Tending to your loved ones is a priority. When someone is diagnosed with Alzheimer’s disease, figuring out how to meet health-related needs and pay for care can seem overwhelming. Here is practical advice for finding good care and managing the costs.

Finding the best care.  Alzheimer’s is a progressive disease. Those diagnosed with Alzheimer’s disease can often be tended by loved ones initially, but as Everyday Health points out, when the condition worsens this often becomes impossible. While your loved one is still able, you should have a conversation about end-of-life decisions, as this could weigh into future care-related decisions.

Care providers and choices. Care options vary greatly, and you should investigate your selections thoroughly. Be prepared to visit facilities, ask questions and research your decision. Organize your thoughts in advance since things can become confusing. To narrow down care options, one idea is to list the pros and cons of each contender. Here are the basics:

  • Nursing home facilities. These facilities provide trained medical care day and night. 
  • Assisted living facilities. These are residential facilities with a community setting.  They typically provide trained medical personnel on staff, but skilled care is not provided 24/7.
  • Memory care units. Some residential facilities offer sections dedicated to those with Alzheimer’s disease or dementia. 
  • Adult day care. This is a good option for those who are providing in-home care but cannot be with their loved one day and night. Adult day care facilities offer the opportunity for those with Alzheimer’s to socialize, receive therapy, medical care and to participate in activities. 
  • In-home caregivers.  Many people tend to their loved ones in their own homes. There is also the option of hiring an in-home caregiver service. The more highly skilled the provider is, the higher the hourly rate. 

Covering costs. Depending on your personal situation, you have a variety of options for covering the costs associated with Alzheimer’s disease:

Life insurance.  Under some circumstances, life insurance policies can be sold for a cash payout in what is termed a “life settlement.” 

Long-term care insurance is insurance specifically oriented toward providing coverage for long-term care, regardless of where that care is provided. It helps to preserve lifestyle arrangements to both the Alzheimer’s patient and family members. Policies are best purchased while young, since premiums rise with age and underwriting is typically quite strict.

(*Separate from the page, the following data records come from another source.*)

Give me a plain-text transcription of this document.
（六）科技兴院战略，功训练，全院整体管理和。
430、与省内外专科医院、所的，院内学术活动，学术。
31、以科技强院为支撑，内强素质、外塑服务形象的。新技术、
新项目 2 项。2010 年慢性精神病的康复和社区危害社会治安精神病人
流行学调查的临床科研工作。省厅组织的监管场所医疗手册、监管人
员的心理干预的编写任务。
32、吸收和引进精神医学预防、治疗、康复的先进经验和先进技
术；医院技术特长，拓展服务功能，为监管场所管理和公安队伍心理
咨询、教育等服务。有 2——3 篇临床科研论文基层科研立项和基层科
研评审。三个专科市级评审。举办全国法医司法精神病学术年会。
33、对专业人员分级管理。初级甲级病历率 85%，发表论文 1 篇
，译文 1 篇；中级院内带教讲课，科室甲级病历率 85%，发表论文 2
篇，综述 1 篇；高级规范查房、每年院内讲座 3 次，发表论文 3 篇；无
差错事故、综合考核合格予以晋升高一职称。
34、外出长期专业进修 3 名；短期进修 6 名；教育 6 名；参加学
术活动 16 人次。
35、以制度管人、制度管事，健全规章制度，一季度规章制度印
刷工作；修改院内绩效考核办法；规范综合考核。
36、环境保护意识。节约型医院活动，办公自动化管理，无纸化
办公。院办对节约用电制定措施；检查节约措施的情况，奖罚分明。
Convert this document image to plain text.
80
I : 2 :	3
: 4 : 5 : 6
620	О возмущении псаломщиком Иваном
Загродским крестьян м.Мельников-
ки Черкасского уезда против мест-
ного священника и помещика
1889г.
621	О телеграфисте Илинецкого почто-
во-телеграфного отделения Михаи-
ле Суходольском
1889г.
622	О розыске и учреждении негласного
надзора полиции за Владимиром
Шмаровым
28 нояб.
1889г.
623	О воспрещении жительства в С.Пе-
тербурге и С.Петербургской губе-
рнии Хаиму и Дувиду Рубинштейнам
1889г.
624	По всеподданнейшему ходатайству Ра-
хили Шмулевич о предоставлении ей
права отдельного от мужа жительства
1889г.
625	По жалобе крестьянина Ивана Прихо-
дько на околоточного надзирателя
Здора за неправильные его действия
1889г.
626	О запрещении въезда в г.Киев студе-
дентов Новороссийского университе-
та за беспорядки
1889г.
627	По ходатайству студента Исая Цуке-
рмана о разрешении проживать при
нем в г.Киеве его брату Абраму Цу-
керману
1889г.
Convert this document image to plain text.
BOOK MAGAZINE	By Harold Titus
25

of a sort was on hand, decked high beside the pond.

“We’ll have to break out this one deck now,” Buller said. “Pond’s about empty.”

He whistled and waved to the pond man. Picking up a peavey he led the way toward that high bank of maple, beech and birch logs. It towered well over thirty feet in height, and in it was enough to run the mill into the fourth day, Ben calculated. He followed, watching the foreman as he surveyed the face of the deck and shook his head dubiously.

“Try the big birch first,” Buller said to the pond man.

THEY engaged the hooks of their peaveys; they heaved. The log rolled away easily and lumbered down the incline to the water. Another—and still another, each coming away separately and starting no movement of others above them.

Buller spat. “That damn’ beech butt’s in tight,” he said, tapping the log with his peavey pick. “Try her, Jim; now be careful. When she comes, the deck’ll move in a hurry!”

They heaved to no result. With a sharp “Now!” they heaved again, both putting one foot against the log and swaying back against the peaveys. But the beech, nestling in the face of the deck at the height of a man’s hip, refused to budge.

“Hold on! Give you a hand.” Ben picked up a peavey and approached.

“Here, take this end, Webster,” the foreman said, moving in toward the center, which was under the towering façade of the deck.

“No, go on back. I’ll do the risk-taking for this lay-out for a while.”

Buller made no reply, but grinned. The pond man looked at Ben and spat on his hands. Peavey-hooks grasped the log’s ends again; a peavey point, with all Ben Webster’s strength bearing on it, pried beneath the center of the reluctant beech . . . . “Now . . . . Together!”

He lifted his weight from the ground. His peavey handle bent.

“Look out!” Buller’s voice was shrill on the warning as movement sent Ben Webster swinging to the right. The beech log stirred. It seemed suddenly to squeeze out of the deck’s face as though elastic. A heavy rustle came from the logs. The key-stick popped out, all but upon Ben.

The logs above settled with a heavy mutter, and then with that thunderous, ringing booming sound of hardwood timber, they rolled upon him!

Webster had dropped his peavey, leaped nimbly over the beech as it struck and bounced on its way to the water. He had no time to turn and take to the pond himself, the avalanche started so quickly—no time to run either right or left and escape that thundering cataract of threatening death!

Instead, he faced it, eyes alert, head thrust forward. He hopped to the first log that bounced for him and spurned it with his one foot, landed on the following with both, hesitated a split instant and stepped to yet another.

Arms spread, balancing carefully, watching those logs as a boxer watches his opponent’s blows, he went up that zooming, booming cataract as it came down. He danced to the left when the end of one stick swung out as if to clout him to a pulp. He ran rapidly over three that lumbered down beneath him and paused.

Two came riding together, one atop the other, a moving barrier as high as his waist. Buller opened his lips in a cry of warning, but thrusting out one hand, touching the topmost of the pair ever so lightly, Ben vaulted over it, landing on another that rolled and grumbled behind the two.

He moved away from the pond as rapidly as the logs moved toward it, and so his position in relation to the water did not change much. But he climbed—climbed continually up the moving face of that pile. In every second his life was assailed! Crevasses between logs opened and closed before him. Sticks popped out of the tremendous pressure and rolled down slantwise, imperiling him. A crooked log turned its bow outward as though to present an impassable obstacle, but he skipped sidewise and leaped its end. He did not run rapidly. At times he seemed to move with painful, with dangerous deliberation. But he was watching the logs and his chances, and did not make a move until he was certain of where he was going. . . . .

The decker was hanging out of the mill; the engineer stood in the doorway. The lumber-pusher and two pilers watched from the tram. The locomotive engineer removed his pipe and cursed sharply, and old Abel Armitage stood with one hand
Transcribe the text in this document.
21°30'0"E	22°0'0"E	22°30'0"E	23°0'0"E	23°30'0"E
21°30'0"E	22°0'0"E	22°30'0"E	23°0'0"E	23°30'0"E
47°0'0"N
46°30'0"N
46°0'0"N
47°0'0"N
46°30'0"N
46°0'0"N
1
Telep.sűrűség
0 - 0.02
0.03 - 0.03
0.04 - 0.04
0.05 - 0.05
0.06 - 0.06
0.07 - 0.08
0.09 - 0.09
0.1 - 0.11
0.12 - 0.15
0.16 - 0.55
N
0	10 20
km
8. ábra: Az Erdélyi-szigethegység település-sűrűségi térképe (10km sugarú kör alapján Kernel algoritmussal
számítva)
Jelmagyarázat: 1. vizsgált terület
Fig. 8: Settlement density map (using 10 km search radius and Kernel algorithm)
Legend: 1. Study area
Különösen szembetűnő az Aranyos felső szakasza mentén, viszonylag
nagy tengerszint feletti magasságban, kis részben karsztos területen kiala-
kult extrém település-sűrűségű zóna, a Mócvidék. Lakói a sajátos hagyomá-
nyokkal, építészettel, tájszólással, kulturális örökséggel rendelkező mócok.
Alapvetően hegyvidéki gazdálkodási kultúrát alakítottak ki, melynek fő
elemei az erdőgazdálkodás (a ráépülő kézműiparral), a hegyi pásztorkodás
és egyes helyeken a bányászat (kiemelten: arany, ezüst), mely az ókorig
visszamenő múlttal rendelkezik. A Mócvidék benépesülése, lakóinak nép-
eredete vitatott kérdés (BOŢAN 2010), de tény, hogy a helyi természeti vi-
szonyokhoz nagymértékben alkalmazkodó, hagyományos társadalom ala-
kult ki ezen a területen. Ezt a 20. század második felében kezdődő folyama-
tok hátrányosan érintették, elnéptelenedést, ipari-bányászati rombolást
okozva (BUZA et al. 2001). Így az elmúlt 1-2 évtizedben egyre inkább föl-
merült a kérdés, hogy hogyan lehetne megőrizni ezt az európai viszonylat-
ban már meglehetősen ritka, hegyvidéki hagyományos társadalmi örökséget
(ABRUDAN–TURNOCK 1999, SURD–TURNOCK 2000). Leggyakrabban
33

Short-term care insurance. As Insurance.com explains, short-term care insurance is less expensive than long-term care insurance. Short-term care insurance also will pay expenses in conjunction with Medicare. 

Medicare provides important assistance to seniors, but many people are disappointed to discover it provides minimal help to those with Alzheimer’s. Long-term care is not usually covered after the first 100 days, and there is no special assistance for in-home care. Only normal medical expenses are covered, not custodial concerns such as help with eating, bathing and running errands. 

Medicaid helps cover long-term care costs but only after individuals meet strict financial requirements. 

Grants.  There are grants available through Hilarity For Charity and Home Instead Senior Care specifically designed to meet the needs of those caring for loved ones with Alzheimer’s. Local government organizations and charities are also a potential resource.

Expenses and mapping a plan.  Making a plan to cover long-term care is vital.  Not only do you face the future with a map, you also can have peace of mind for meeting needs.  Note some statistics show that in 2012, the national average for a private room in a nursing home was $83,950 per year, and if someone required just 40 hours of in-home care, the average was $56,717.  One doesn’t need to do much calculating to recognize how heavily that can impact a budget.  Once you or someone you love is diagnosed, make every effort to establish your plan. With a plan in place, you and your loved ones can better face the future.